Un progetto così relazionale come Meraki, fondato sulla “lentezza” e sulla cura, ha alle spalle una rete sul territorio?

Le difficoltà che incontriamo nella creazione di una rete sul nostro territorio non sono poche, soprattutto perché ci piacerebbe dare vita a relazioni professionali e umane profonde con cui poterci confrontare, non solo riguardanti l’aspetto commerciale. Per noi noi è molto importante avere una visione comune con le persone con cui collaboriamo.

Apprezziamo molto l’attività delle doule della zona perché riusciamo a rispecchiarci nei loro principi e nel loro approccio. Abbiamo collaborato con delle realtà locali dedicate alle famiglie e associazioni culturali, abbiamo partecipato a laboratori artistici per bambini e anche a un festival dedicato al benessere olistico. Al momento stiamo lavorando per creare una rete ancora più solida ed essere al servizio della comunità locale e abbiamo tantissimi progetti per il futuro!

Alessandro e Sara
Alessandro e Sara
Un’attività particolare come la vostra viene da pensare che si possa scoprire prevalentemente attraverso il passaparola: è realmente questo il canale che prediligete per far conoscere il vostro lavoro o avete altri mezzi per distinguervi dai “classici” fotografi nel guazzabuglio della rete?
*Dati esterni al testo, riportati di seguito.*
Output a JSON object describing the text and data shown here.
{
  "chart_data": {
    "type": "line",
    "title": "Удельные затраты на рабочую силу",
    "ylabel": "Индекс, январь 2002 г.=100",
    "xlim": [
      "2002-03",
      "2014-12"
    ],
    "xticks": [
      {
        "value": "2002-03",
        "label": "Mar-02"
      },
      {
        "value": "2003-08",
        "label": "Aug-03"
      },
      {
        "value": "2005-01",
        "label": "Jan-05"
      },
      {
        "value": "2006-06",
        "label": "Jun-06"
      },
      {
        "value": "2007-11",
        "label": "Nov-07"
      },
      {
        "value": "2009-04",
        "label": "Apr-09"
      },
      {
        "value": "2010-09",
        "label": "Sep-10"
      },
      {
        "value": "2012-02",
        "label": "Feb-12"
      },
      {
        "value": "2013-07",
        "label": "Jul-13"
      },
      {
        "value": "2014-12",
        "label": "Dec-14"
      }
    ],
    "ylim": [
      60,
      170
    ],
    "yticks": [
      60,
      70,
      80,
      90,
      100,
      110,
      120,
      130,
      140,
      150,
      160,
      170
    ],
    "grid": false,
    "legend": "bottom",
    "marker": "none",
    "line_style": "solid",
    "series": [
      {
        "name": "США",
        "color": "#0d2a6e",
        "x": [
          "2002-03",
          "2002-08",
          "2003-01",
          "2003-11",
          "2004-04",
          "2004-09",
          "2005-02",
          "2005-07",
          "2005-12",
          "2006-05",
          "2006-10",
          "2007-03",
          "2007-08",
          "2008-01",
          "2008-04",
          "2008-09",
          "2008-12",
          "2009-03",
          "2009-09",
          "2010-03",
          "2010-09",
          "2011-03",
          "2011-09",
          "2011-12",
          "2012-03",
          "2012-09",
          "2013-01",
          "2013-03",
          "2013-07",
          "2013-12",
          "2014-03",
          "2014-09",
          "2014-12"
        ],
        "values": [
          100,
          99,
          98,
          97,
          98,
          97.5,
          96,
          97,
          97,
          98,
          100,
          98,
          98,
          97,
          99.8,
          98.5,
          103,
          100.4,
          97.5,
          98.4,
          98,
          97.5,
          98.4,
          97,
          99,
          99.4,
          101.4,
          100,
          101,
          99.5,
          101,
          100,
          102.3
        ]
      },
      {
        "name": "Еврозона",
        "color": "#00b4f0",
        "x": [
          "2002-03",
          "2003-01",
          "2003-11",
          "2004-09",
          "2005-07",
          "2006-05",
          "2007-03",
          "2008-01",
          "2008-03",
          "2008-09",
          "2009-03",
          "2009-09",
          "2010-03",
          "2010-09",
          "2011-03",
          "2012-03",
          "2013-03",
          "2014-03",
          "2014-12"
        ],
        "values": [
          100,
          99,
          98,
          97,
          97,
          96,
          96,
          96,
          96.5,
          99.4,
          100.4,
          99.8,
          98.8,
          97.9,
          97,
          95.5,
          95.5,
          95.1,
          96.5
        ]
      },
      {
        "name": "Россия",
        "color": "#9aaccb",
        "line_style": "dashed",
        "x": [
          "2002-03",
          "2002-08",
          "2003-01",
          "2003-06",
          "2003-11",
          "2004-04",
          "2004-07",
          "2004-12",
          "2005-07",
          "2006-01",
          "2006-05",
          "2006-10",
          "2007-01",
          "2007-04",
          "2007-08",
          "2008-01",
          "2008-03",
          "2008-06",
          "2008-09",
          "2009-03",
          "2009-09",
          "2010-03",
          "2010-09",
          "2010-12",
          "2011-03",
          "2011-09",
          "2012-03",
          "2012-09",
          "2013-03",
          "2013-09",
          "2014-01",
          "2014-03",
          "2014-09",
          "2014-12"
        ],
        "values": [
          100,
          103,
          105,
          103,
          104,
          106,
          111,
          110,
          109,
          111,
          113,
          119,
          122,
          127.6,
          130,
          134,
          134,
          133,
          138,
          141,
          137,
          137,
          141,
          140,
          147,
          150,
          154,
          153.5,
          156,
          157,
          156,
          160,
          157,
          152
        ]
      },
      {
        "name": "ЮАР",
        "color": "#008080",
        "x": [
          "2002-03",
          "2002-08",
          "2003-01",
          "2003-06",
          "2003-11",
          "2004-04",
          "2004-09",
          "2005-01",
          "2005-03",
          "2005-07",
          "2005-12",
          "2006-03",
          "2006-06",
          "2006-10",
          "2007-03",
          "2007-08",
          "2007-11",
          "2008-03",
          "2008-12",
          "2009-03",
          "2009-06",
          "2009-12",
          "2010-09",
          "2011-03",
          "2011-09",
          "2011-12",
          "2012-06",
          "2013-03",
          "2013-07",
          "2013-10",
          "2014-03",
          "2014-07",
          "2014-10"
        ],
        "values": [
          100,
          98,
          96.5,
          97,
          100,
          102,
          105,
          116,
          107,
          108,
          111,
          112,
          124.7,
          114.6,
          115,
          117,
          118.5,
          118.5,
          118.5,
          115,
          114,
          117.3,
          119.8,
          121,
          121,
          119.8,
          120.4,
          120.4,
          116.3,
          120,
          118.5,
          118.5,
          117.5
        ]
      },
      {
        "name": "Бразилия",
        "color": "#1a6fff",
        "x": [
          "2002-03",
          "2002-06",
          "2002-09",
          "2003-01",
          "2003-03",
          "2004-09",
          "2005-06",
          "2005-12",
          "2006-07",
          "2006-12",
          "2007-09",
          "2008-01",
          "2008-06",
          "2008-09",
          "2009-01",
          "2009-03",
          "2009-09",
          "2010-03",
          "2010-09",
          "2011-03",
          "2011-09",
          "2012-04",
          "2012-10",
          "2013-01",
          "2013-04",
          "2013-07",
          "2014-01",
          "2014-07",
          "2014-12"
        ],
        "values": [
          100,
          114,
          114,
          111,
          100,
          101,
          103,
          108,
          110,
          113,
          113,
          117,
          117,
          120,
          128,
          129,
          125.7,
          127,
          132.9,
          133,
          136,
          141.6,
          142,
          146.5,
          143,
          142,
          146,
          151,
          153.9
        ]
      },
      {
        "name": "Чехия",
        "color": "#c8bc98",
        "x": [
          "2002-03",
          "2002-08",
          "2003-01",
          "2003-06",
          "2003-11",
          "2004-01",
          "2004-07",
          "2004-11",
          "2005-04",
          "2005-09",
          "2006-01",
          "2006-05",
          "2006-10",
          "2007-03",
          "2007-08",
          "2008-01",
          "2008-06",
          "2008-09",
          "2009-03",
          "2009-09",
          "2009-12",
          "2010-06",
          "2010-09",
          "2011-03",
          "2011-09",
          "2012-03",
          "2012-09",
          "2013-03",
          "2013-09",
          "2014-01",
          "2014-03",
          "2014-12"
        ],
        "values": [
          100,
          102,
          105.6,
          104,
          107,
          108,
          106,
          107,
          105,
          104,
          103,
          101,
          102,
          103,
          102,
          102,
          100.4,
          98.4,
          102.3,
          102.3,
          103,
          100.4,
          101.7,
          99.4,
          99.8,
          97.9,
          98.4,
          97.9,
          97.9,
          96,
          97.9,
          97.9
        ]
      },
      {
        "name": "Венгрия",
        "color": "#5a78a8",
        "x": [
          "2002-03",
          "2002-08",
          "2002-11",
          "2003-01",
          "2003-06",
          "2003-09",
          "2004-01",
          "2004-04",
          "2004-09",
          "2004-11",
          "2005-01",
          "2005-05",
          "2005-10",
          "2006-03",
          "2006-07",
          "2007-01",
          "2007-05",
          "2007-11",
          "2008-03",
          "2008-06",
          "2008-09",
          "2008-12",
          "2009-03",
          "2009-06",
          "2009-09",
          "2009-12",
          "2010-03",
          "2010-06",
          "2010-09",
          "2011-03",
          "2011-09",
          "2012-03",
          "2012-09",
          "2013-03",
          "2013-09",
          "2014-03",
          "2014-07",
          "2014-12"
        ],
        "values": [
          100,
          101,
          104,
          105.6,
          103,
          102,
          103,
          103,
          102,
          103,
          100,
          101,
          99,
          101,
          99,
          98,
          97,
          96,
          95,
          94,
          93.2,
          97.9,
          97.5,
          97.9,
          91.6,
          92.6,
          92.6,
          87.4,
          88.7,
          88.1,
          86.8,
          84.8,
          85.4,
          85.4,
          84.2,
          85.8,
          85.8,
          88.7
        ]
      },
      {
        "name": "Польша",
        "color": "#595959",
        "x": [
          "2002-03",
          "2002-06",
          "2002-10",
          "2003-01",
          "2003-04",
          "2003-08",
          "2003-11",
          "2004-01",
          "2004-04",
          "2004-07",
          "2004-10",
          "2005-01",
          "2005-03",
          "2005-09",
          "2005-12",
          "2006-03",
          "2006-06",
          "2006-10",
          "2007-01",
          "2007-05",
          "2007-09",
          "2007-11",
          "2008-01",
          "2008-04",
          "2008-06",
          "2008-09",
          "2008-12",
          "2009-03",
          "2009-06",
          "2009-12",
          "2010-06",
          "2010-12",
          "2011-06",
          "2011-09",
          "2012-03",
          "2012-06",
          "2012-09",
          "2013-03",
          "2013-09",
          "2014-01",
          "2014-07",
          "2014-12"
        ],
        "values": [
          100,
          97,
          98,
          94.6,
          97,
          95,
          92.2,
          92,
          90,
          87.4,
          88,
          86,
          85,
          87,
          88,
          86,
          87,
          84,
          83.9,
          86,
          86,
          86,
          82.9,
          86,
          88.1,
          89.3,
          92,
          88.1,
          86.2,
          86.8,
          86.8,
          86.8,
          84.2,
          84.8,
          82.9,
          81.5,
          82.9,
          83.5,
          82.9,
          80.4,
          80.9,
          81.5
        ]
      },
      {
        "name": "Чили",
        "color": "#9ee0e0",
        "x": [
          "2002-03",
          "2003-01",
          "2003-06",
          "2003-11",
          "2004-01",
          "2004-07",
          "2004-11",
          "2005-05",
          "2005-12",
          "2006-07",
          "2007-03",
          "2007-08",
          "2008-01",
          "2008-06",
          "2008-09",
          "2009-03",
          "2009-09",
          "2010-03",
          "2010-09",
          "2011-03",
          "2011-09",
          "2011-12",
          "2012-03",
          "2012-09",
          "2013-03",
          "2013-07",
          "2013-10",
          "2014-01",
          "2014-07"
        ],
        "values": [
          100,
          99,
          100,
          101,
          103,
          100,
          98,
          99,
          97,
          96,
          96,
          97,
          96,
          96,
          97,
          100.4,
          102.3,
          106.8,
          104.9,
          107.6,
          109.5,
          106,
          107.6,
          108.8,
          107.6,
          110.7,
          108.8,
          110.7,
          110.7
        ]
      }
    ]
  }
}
Sì, tanti dei nostri clienti ci contattano tramite il passaparola, proprio perché i nostri servizi vanno vissuti in prima persona e non è semplice spiegare a parole l’esperienza che vivranno. Molti vivono in altre parti d’Italia (e del mondo) e si rivolgono a noi perché si sentono rappresentati dalle nostre fotografie.

Siamo anche attivi sui social e ci distinguiamo dai “classici” fotografi sia per le immagini che per il tipo di comunicazione, che abbiamo sempre voluto mantenere intima e autentica. Ci ricordiamo ancora il grande entusiasmo con cui è stato accolto proprio sui social il nostro “Calendario dell’Avvento delle Piccole Cose”, qualche anno fa, e che ci ha permesso di entrare in contatto con tantissime persone che condividono i nostri stessi valori.

Ormai siamo abituati a vedere immagini perfette, mentre la nostra fotografia cerca di scardinare l’idea di perfezione propinata dai media per abbracciare l’unicità di ogni essere umano. La perfezione dell’imperfezione. È difficile, ma ne vale la pena.